Title of keynote lecture: The cost of being a professional.;-when things go wrong in health care

Terje Mesel is professor in ethics at Agder University and senior researcher and ethics advisor at Sorlandet Hospital, Kristiansand, Norway. Mesel has published several books and articles within the fields of professional ethics and medical ethics.

In 2014 he published the book When things go wrong. Stories of guilt, shame and responsibility in health care (translated title) which is a study of the moral consequences of working in an environment where adverse events happen. The study reveals coping strategies that are only partially sustainable. Professional silence about the moral cost health workers sometimes pay, does not support neither professional courage nor professional responsibility. Thus, we need to develop what Mesel calls morally sustainable professional identities in risk zones.

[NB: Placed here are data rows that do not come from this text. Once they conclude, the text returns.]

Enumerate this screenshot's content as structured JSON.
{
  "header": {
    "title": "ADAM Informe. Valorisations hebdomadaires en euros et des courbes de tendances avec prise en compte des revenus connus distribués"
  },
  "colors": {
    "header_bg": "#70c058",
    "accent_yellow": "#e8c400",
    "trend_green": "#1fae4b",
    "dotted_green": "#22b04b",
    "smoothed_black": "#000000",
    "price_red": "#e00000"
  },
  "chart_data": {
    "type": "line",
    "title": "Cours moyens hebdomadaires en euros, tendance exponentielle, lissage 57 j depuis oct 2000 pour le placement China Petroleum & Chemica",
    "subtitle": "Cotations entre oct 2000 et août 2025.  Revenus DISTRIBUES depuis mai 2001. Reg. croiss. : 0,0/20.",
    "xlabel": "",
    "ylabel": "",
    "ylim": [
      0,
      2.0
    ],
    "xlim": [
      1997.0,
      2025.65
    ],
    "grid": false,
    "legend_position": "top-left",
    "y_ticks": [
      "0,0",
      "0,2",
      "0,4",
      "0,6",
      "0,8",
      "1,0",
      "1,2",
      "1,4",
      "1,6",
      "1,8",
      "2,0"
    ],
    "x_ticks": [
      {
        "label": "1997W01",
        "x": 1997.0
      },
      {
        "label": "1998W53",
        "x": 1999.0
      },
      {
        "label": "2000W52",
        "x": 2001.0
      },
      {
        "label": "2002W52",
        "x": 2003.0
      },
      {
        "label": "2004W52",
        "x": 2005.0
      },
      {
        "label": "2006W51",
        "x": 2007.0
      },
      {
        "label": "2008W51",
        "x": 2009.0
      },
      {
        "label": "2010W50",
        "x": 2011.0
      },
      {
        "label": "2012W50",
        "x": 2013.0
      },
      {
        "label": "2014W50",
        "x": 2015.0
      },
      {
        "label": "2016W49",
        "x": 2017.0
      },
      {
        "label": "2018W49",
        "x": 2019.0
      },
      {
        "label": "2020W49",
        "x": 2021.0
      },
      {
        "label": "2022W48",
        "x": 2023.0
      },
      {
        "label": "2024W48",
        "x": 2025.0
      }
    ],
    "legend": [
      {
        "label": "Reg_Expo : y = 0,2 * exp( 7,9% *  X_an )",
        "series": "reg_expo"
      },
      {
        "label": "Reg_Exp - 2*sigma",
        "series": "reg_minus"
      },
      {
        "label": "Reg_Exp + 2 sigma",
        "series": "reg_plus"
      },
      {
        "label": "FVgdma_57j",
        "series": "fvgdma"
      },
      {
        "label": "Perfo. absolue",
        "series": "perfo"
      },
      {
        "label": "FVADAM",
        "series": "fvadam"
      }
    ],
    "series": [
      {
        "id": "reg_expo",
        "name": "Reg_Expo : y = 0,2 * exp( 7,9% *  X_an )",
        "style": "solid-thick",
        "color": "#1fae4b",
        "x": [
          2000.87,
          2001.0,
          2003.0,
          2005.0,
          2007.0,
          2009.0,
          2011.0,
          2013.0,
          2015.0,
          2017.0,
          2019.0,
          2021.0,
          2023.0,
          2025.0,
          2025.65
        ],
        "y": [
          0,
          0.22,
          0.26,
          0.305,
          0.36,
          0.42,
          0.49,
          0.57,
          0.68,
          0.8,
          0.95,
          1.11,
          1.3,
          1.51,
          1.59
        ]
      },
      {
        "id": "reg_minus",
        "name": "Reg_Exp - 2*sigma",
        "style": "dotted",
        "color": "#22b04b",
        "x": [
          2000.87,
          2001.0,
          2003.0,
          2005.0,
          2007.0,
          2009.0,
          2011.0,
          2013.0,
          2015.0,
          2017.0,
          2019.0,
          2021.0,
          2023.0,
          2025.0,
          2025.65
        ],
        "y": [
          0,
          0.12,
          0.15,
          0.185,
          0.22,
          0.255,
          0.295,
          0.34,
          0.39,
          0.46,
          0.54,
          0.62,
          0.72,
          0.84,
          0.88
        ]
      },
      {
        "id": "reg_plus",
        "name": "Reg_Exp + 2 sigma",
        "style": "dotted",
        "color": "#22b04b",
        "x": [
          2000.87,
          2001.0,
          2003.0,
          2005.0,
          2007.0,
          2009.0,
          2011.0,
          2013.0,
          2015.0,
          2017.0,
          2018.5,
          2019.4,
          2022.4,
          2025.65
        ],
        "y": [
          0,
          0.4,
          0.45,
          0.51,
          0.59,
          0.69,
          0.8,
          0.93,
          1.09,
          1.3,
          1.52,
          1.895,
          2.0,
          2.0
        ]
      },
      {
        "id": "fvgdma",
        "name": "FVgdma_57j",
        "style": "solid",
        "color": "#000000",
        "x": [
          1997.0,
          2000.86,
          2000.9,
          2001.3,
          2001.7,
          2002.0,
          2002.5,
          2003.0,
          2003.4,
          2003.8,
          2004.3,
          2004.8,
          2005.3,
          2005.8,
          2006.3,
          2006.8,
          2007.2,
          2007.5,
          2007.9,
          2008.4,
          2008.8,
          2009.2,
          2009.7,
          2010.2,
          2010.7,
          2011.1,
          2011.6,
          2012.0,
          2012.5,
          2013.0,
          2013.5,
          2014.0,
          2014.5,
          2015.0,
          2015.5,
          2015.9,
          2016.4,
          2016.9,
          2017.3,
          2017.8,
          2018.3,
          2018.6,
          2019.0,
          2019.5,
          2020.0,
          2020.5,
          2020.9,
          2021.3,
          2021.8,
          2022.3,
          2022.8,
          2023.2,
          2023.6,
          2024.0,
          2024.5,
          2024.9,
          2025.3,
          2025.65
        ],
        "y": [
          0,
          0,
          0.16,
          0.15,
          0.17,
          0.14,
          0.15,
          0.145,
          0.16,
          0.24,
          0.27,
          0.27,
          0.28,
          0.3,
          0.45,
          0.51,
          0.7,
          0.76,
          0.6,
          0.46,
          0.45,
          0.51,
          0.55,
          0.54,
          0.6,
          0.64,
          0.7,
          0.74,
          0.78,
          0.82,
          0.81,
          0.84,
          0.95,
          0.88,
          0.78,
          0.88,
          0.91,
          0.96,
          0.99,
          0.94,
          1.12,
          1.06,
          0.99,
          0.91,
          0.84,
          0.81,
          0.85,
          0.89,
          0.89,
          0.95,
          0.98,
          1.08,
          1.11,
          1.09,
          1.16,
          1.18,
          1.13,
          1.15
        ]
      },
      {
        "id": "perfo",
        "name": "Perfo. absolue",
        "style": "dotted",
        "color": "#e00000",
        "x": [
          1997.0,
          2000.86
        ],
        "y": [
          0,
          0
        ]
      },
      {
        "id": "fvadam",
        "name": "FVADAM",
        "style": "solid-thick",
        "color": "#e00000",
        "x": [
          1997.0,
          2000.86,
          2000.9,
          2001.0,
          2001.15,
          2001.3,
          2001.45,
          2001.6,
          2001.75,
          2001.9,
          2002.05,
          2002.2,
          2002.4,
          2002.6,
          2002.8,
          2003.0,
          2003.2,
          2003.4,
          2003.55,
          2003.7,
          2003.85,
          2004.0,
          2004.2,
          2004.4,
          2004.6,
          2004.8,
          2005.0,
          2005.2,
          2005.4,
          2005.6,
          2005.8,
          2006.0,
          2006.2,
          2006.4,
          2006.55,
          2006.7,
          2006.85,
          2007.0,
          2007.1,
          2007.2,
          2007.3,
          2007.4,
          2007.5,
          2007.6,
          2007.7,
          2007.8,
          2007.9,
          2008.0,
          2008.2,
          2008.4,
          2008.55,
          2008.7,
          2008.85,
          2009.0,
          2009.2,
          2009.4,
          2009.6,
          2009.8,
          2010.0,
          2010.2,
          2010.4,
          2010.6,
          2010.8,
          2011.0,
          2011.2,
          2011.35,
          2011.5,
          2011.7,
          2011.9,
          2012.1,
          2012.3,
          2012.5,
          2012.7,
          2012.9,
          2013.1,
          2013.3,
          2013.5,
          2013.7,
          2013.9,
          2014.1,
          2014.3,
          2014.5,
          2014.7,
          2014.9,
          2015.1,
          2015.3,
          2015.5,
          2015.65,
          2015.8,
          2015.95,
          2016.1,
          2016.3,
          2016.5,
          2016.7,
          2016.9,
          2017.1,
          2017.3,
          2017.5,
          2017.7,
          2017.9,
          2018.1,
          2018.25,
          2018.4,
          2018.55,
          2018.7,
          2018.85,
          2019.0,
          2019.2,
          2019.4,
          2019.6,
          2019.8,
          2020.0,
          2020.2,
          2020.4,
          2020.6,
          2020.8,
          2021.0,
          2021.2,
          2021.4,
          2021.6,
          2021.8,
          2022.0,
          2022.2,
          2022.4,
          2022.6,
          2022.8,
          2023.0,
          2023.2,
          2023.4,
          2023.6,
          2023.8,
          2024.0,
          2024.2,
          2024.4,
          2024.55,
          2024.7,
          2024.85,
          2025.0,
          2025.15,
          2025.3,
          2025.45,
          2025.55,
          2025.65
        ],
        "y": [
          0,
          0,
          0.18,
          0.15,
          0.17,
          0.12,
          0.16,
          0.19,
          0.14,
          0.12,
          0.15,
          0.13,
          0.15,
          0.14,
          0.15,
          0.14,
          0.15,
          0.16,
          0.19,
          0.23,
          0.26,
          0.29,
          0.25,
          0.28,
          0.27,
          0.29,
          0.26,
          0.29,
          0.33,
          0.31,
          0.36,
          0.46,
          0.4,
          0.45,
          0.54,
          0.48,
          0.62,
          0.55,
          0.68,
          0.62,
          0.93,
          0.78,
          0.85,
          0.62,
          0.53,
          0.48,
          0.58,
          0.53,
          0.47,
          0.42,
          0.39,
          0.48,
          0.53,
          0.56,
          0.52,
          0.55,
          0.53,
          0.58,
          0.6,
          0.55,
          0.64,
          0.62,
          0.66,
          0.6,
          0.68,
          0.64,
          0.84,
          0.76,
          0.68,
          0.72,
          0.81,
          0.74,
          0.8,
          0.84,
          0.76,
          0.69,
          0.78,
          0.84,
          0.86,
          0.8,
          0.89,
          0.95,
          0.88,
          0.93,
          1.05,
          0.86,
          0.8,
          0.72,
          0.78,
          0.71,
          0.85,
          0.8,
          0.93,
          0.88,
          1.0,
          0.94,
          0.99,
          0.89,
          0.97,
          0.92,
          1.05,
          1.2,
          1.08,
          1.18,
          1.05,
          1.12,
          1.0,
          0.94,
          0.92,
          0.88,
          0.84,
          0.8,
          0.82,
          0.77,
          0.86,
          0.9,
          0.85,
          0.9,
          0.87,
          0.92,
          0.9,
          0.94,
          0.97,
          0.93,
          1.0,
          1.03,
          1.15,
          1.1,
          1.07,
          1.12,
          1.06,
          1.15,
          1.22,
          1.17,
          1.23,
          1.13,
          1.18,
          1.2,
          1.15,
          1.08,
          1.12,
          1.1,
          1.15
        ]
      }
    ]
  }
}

MaijaMaiju Salovaara-Hiltunen, Nurse, Master of Healthcare in Health Technology

Maiju Salovaara-Hiltunen worked 15 years as a nurse in University Hospital of Helsinki; first in the ICU and then as a nurse anesthetist in trauma centre. She has also been a part time flight nurse from 2011, mainly working with ICU patients in air ambulance. She is a EUSIM simulation instructor and Advanced Life Support course instructor of the European Resuscitation Council. 

She finished her master’s degree in health technology in April 2018. In her studies she focused very much on human-computer interaction and user studies. In her thesis she studied user experience and learning in a virtual reality simulation game for healthcare professionals. During that study she became very interested in individual experiences and learning. She is also very interested to find the right ways to use both traditional simulation training and the newest technology and learn how to use it for the best of different kinds of learners. 

In her work in critical care and anesthesia she has always seen checklists and protocols helpful and important in avoiding human errors. Her job as a flight nurse has brought up even a greater interest on studying human errors and how to prevent them. She works closely with aviation safety and is keen on enhancing the cooperation between different fields to improve safety in healthcare.